Fix $G$, a finitely ~~generated~~ presented group.

It is known that for every $k > 3$ there is a closed $k$-manifold whose fundamental group is $G$. Similarly, there is a topological space with fundamental group $G$ and all higher homotopy groups trivial.

However, even for simple examples such as when $G \cong \mathbf{Z}_2$, such a topological space is not a manifold. It seems like the problem with these spaces really lies in the infinite constructions process adding in cells of arbitrarily high dimension. So instead if we only require the first $n$ homotopy groups to be trivial can we still work with manifolds. That is,

Is it true that for each $n > 1$ there is a closed manifold $M$ such that $\pi_1(M) \cong G$ and for $1 < i \leq n$, $\pi_i(M)$ is trivial?

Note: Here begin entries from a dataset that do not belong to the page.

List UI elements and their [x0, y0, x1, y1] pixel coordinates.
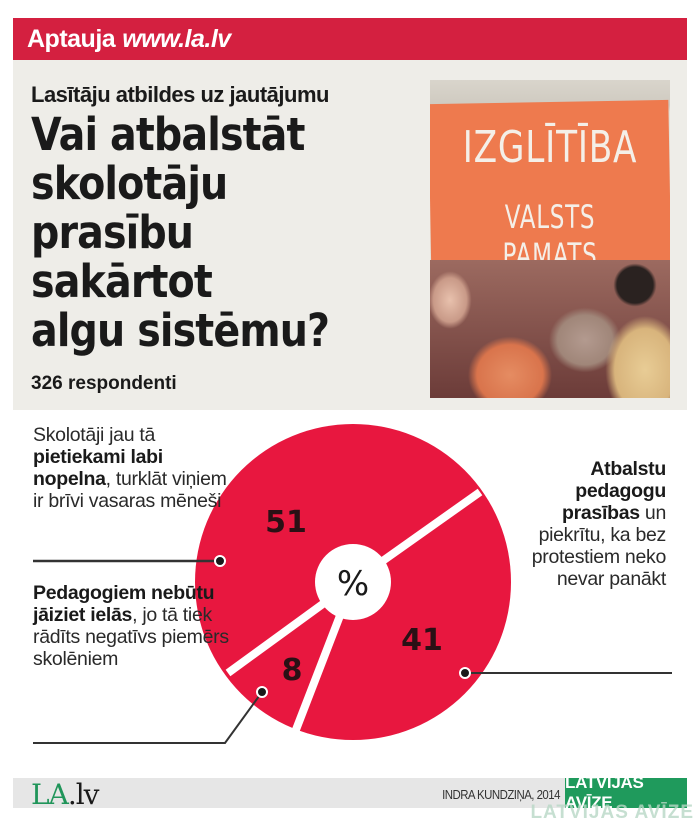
- pie-center-hole: [315, 544, 391, 620]
- logo-la: LA: [31, 778, 69, 811]
- watermark: LATVIJAS AVĪZE: [530, 802, 694, 822]
- value-label-8: 8: [282, 653, 303, 688]
- author-credit: INDRA KUNDZIŅA, 2014: [442, 787, 560, 802]
- pie-chart: % 51 41 8: [33, 424, 672, 744]
- header-bar: Aptauja www.la.lv: [13, 18, 687, 60]
- header-url[interactable]: www.la.lv: [122, 24, 231, 53]
- question-title: Vai atbalstāt skolotāju prasību sakārtot…: [31, 110, 383, 355]
- answer-label-8: Pedagogiem nebūtu jāiziet ielās, jo tā t…: [33, 582, 233, 670]
- value-label-51: 51: [265, 505, 307, 540]
- la-lv-logo[interactable]: LA.lv: [31, 778, 100, 811]
- footer-bar: LA.lv INDRA KUNDZIŅA, 2014 LATVIJAS AVĪZ…: [13, 773, 687, 812]
- answer-text-bold: pietiekami labi nopelna: [33, 446, 163, 490]
- banner-text-line1: IZGLĪTĪBA: [462, 122, 638, 173]
- question-line: sakārtot: [31, 255, 213, 308]
- value-label-41: 41: [401, 623, 443, 658]
- question-line: Vai atbalstāt: [31, 108, 305, 161]
- answer-label-41: Atbalstu pedagogu prasības un piekrītu, …: [506, 458, 667, 590]
- question-line: skolotāju: [31, 157, 228, 210]
- respondents-count: 326 respondenti: [31, 373, 177, 394]
- answer-text: un piekrītu, ka bez protestiem neko neva…: [531, 502, 667, 590]
- answer-text: , turklāt viņiem ir brīvi vasaras mēneši: [33, 468, 227, 512]
- answer-text: , jo tā tiek rādīts negatīvs piemērs sko…: [33, 604, 229, 670]
- subtitle: Lasītāju atbildes uz jautājumu: [31, 82, 329, 107]
- answer-label-51: Skolotāji jau tā pietiekami labi nopelna…: [33, 424, 233, 512]
- logo-lv: .lv: [67, 778, 100, 811]
- header-label: Aptauja: [27, 24, 116, 53]
- center-percent-label: %: [337, 564, 369, 604]
- leader-line-8: [33, 691, 263, 744]
- latvijas-avize-brand: LATVIJAS AVĪZE: [565, 773, 687, 812]
- pie-chart-area: % 51 41 8 Skolotāji jau tā pietiekami la…: [0, 410, 700, 770]
- protest-photo: IZGLĪTĪBA VALSTS PAMATS: [430, 80, 670, 398]
- answer-text-bold: Atbalstu pedagogu prasības: [561, 458, 666, 524]
- leader-dot-8: [256, 686, 268, 698]
- question-line: prasību: [31, 206, 194, 259]
- crowd-image: [430, 260, 670, 398]
- answer-text: Skolotāji jau tā: [33, 424, 156, 446]
- leader-dot-41: [459, 667, 471, 679]
- answer-text-bold: Pedagogiem nebūtu jāiziet ielās: [33, 582, 215, 626]
- question-line: algu sistēmu?: [31, 304, 330, 357]
- leader-dot-51: [214, 555, 226, 567]
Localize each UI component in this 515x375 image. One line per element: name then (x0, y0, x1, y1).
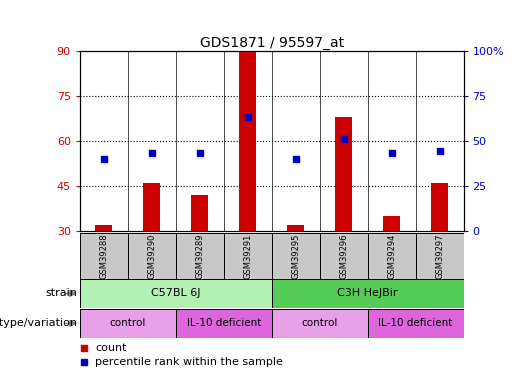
Text: genotype/variation: genotype/variation (0, 318, 77, 328)
Bar (80, 232, 128, 279)
Bar (224, 232, 272, 279)
Bar (287, 225, 304, 231)
Bar (272, 309, 368, 338)
Text: C3H HeJBir: C3H HeJBir (337, 288, 398, 298)
Bar (143, 183, 160, 231)
Text: control: control (110, 318, 146, 328)
Bar (80, 309, 176, 338)
Text: GSM39289: GSM39289 (195, 233, 204, 279)
Text: count: count (95, 343, 127, 353)
Bar (416, 232, 464, 279)
Bar (192, 195, 208, 231)
Text: GSM39291: GSM39291 (243, 233, 252, 279)
Bar (239, 51, 256, 231)
Text: control: control (301, 318, 338, 328)
Text: GSM39297: GSM39297 (435, 233, 444, 279)
Title: GDS1871 / 95597_at: GDS1871 / 95597_at (200, 36, 344, 50)
Text: IL-10 deficient: IL-10 deficient (379, 318, 453, 328)
Bar (80, 279, 272, 308)
Text: percentile rank within the sample: percentile rank within the sample (95, 357, 283, 368)
Text: strain: strain (45, 288, 77, 298)
Bar (335, 117, 352, 231)
Bar (368, 232, 416, 279)
Text: GSM39296: GSM39296 (339, 233, 348, 279)
Bar (431, 183, 448, 231)
Bar (368, 309, 464, 338)
Bar (272, 279, 464, 308)
Bar (176, 232, 224, 279)
Bar (128, 232, 176, 279)
Text: C57BL 6J: C57BL 6J (151, 288, 200, 298)
Text: GSM39294: GSM39294 (387, 233, 396, 279)
Text: IL-10 deficient: IL-10 deficient (186, 318, 261, 328)
Text: GSM39295: GSM39295 (291, 233, 300, 279)
Bar (272, 232, 320, 279)
Text: GSM39290: GSM39290 (147, 233, 156, 279)
Bar (176, 309, 272, 338)
Bar (95, 225, 112, 231)
Bar (383, 216, 400, 231)
Text: GSM39288: GSM39288 (99, 233, 108, 279)
Bar (320, 232, 368, 279)
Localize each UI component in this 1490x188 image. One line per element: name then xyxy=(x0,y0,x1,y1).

Note that if we allow $M$ to be a non-compact manifold / a manifold with boundary then the answer is yes. This follows as we can always find a finite simplicial complex $X$ whose fundamental group is $G$. By correctly adding $i$-cells (for $1 < i \leq n$) we obtain a simplical complex $X'$ with $\pi_1(X') \cong G$ and for $1 < i \leq n$, $\pi_i(M)$ trivial. By embedding $X'$ in a suitably high dimensional Euclidean space and taking an closed / open regular neighbourhood we obtain $M$, a non-compact manifold / manifold with boundary with the required properties.

Assuming that the answer to the first question is yes, can we also get manifolds of almost any dimension that we like?